Proud Moment - Teaching My Lily to Sew
How do we solve this? Sew some pajamas, of course! I told Lily that she could go through my fabric and we'd pick a pattern, and I'd even use this chance to let her sew them herself and teach her.
She did not believe that we could get it done by bedtime, but I had an ace up my sleeve. I knew that I'd bought some pre-smocked fabric that she'd love on clearance ages ago and it had just been sitting there in my "To Sew" pile ever since. Lucky for me, she did love it, and so it was a simple, simple matter of cutting her width around, sewing a seam up the back, making and adding shoulder ruffles (go scrap-box again - pre-elasticized trim meant super-easy!).

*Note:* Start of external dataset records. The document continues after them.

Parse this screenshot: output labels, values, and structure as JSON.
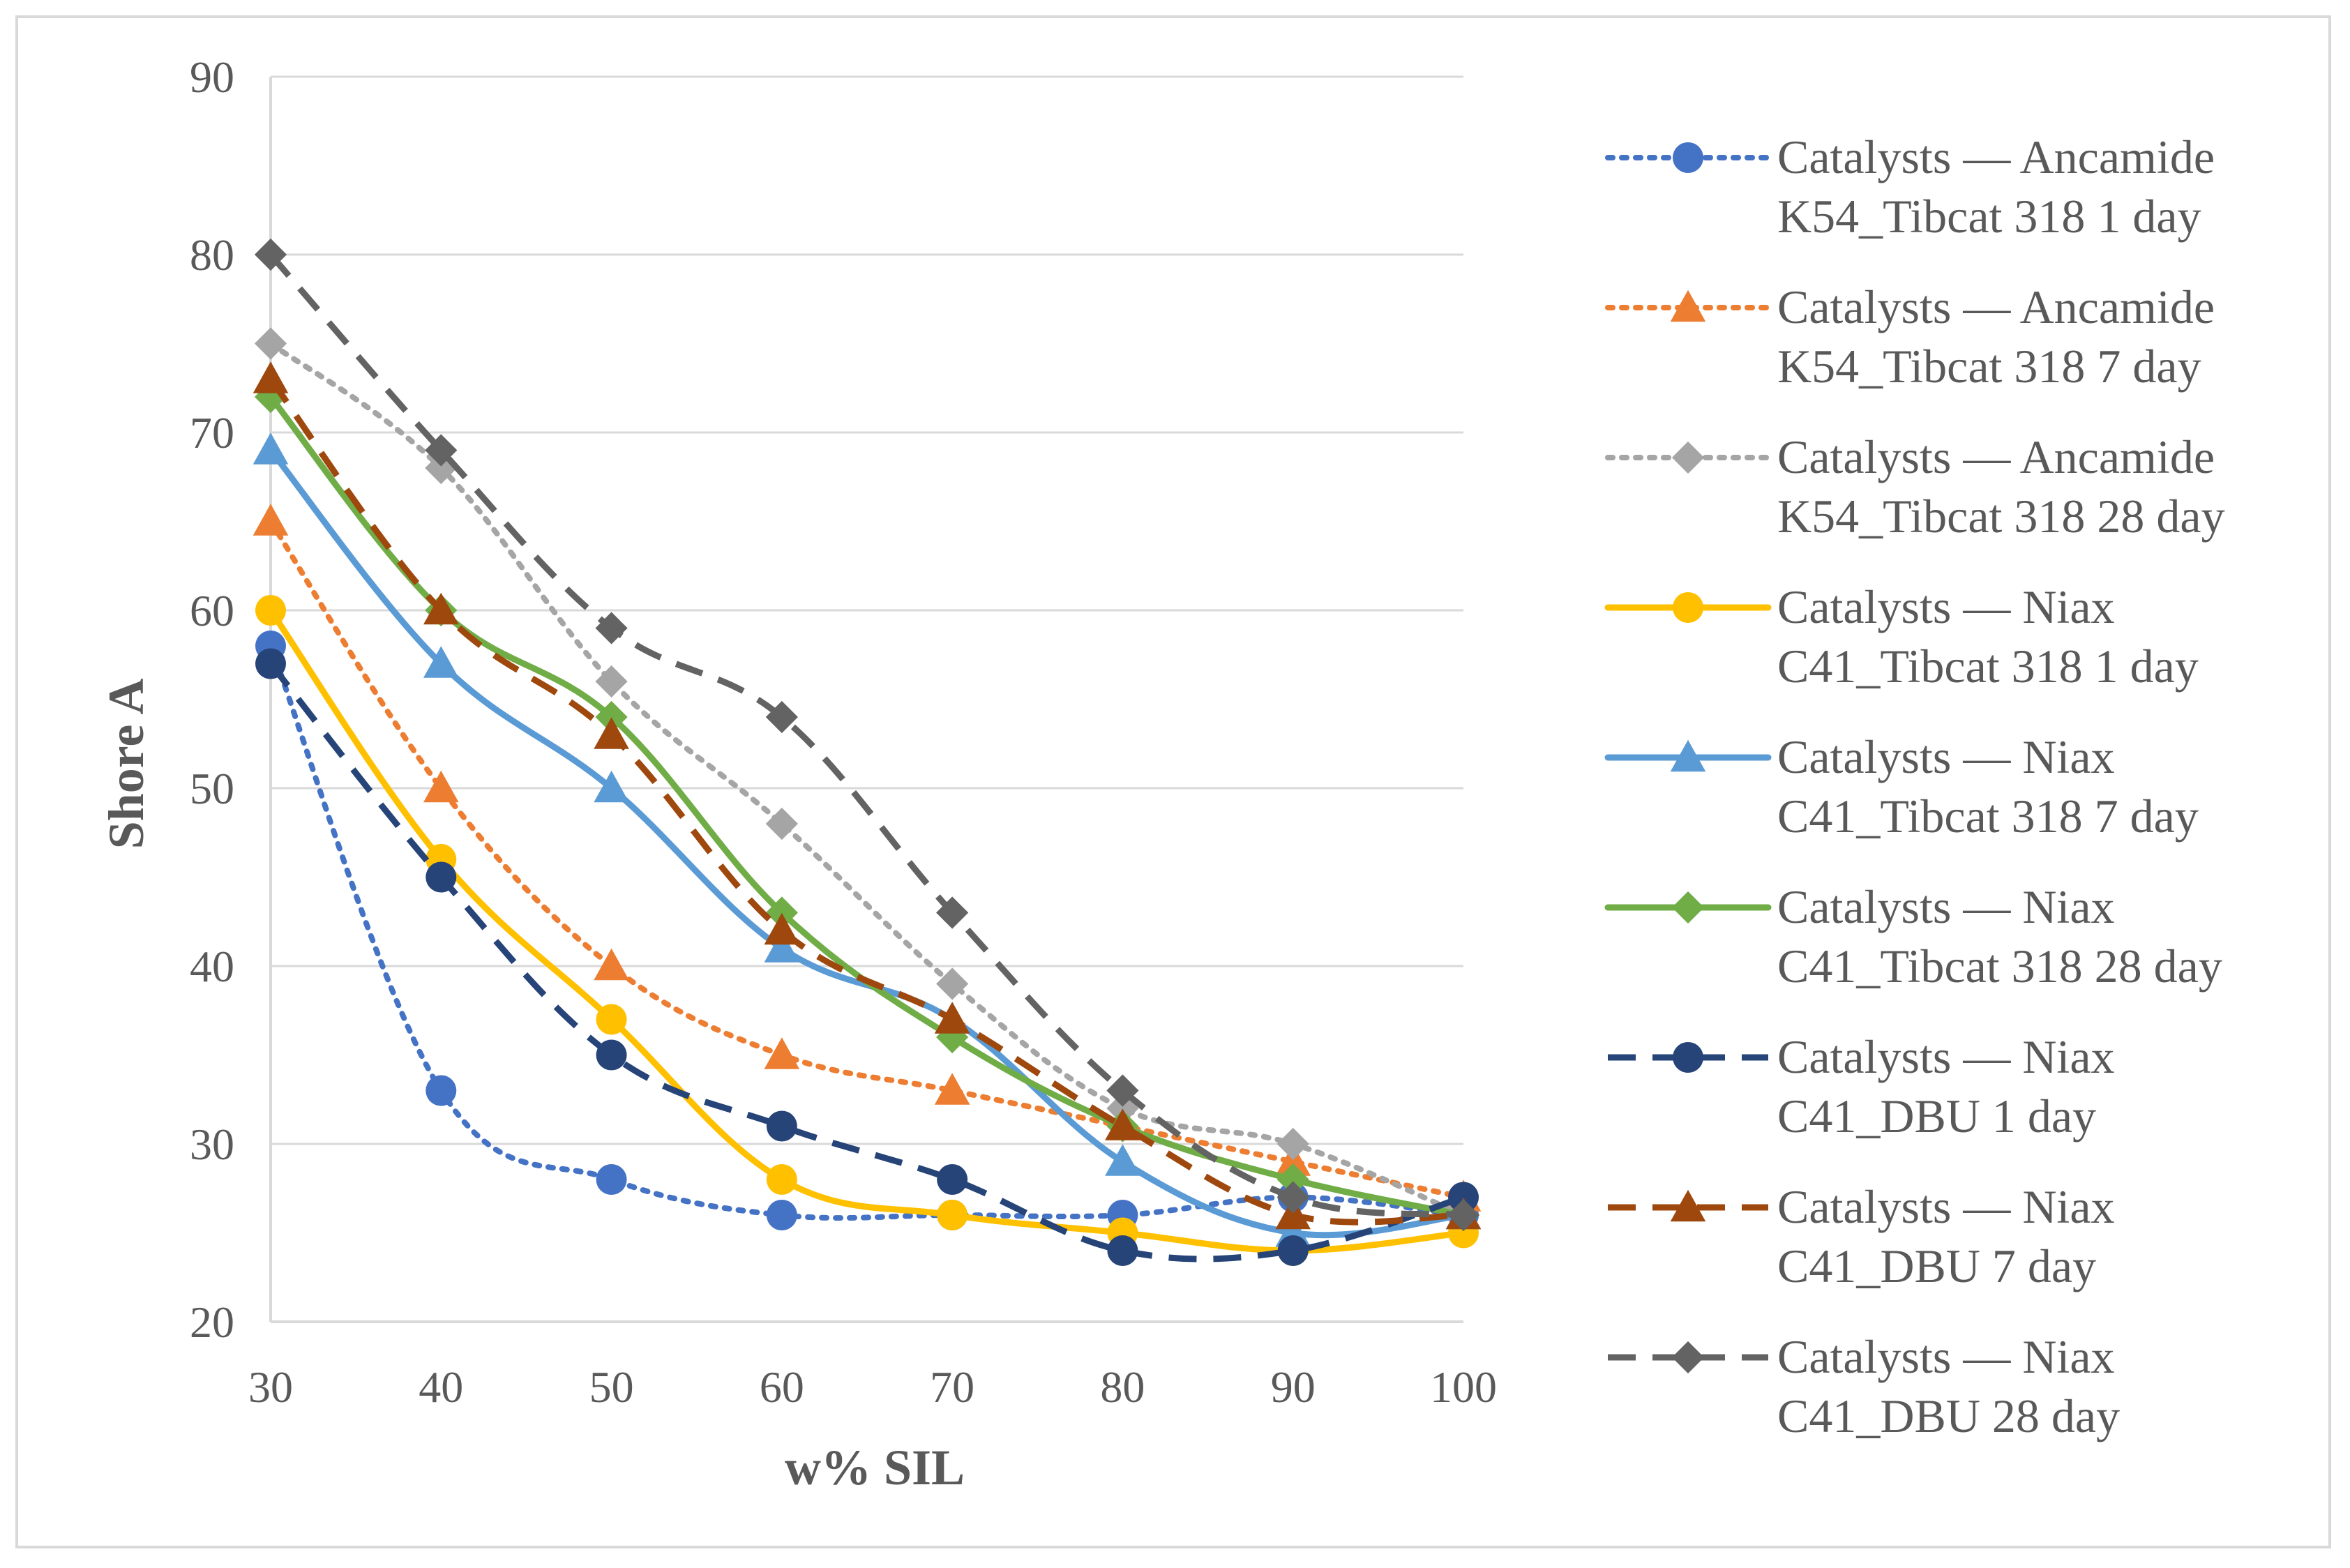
{
  "chart_data": {
    "type": "line",
    "title": "",
    "xlabel": "w% SIL",
    "ylabel": "Shore A",
    "x": [
      30,
      40,
      50,
      60,
      70,
      80,
      90,
      100
    ],
    "xlim": [
      30,
      100
    ],
    "ylim": [
      20,
      90
    ],
    "yticks": [
      20,
      30,
      40,
      50,
      60,
      70,
      80,
      90
    ],
    "grid": true,
    "legend_position": "right",
    "series": [
      {
        "name_line1": "Catalysts — Ancamide",
        "name_line2": "K54_Tibcat 318 1 day",
        "values": [
          58,
          33,
          28,
          26,
          26,
          26,
          27,
          26
        ],
        "color": "#4472c4",
        "dash": "dot",
        "marker": "circle"
      },
      {
        "name_line1": "Catalysts — Ancamide",
        "name_line2": "K54_Tibcat 318 7 day",
        "values": [
          65,
          50,
          40,
          35,
          33,
          31,
          29,
          27
        ],
        "color": "#ed7d31",
        "dash": "dot",
        "marker": "triangle"
      },
      {
        "name_line1": "Catalysts — Ancamide",
        "name_line2": "K54_Tibcat 318 28 day",
        "values": [
          75,
          68,
          56,
          48,
          39,
          32,
          30,
          26
        ],
        "color": "#a5a5a5",
        "dash": "dot",
        "marker": "diamond"
      },
      {
        "name_line1": "Catalysts — Niax",
        "name_line2": "C41_Tibcat 318 1 day",
        "values": [
          60,
          46,
          37,
          28,
          26,
          25,
          24,
          25
        ],
        "color": "#ffc000",
        "dash": "solid",
        "marker": "circle"
      },
      {
        "name_line1": "Catalysts — Niax",
        "name_line2": "C41_Tibcat 318 7 day",
        "values": [
          69,
          57,
          50,
          41,
          37,
          29,
          25,
          26
        ],
        "color": "#5b9bd5",
        "dash": "solid",
        "marker": "triangle"
      },
      {
        "name_line1": "Catalysts — Niax",
        "name_line2": "C41_Tibcat 318 28 day",
        "values": [
          72,
          60,
          54,
          43,
          36,
          31,
          28,
          26
        ],
        "color": "#70ad47",
        "dash": "solid",
        "marker": "diamond"
      },
      {
        "name_line1": "Catalysts — Niax",
        "name_line2": "C41_DBU 1 day",
        "values": [
          57,
          45,
          35,
          31,
          28,
          24,
          24,
          27
        ],
        "color": "#264478",
        "dash": "dash",
        "marker": "circle"
      },
      {
        "name_line1": "Catalysts — Niax",
        "name_line2": "C41_DBU 7 day",
        "values": [
          73,
          60,
          53,
          42,
          37,
          31,
          26,
          26
        ],
        "color": "#9e480e",
        "dash": "dash",
        "marker": "triangle"
      },
      {
        "name_line1": "Catalysts — Niax",
        "name_line2": "C41_DBU 28 day",
        "values": [
          80,
          69,
          59,
          54,
          43,
          33,
          27,
          26
        ],
        "color": "#636363",
        "dash": "dash",
        "marker": "diamond"
      }
    ]
  }
}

As a nightgown, it was pretty short, so we decided to make some shorts out of the same fabric we'd scrounged for the shoulder ruffles. Nothing teaches basic sewing like the elastic-waist jammie pant! Lily was over the moon!
It was a great, proud moment to start what I hope will be a passing down of a sewing tradition. We had fun, and even though it took about three hours where it would have taken me maybe half an hour, it was worth it.
Just as I was basking in the glow of a mommy moment well-taken though, Lily's enthusiasm bubbled over - "and when I'm done with these we can make some just like it for Chloe, and then for Evey, and maybe I can take over and make the Christmas jammies this year, and...and...and." And from the other side of the house, Chloe (only 6 years old) chimes in, "OH NO, you're NOT making mine! As soon as you're done, mommy is going to help me make MY OWN!"
All I could think was, "if you give a mouse a cookie..."
What I said was, "let's live in this moment right now and enjoy what we're doing now, ok?"
Because, truth be told, moments like that don't happen often enough. Even if I try to plan them. It was a lovely evening when all the planets aligned for a beautiful shared night of sewing. Next time, I might be busy, or they might be cranky, or any number of things might not work out - because that is the daily experience. Other moms, I'm convinced, always do perfect mom-things with their kids, but I can't seem to settle to what that means. I sew for them, and the whole time think I should be crafting with them. I do the laundry and think I should be reading stories, I read stories and think I should be doing laundry. Constantly at odds, constantly conflicted. But now and then a magical moment does happen - even to those of us who feel like we never can do enough and are always a day late and a dollar short in the mom game.
Every time Lily wears her jammies she made herself I'll remember magic is possible, and I'll try harder to make sure I reach out and grab it when it comes.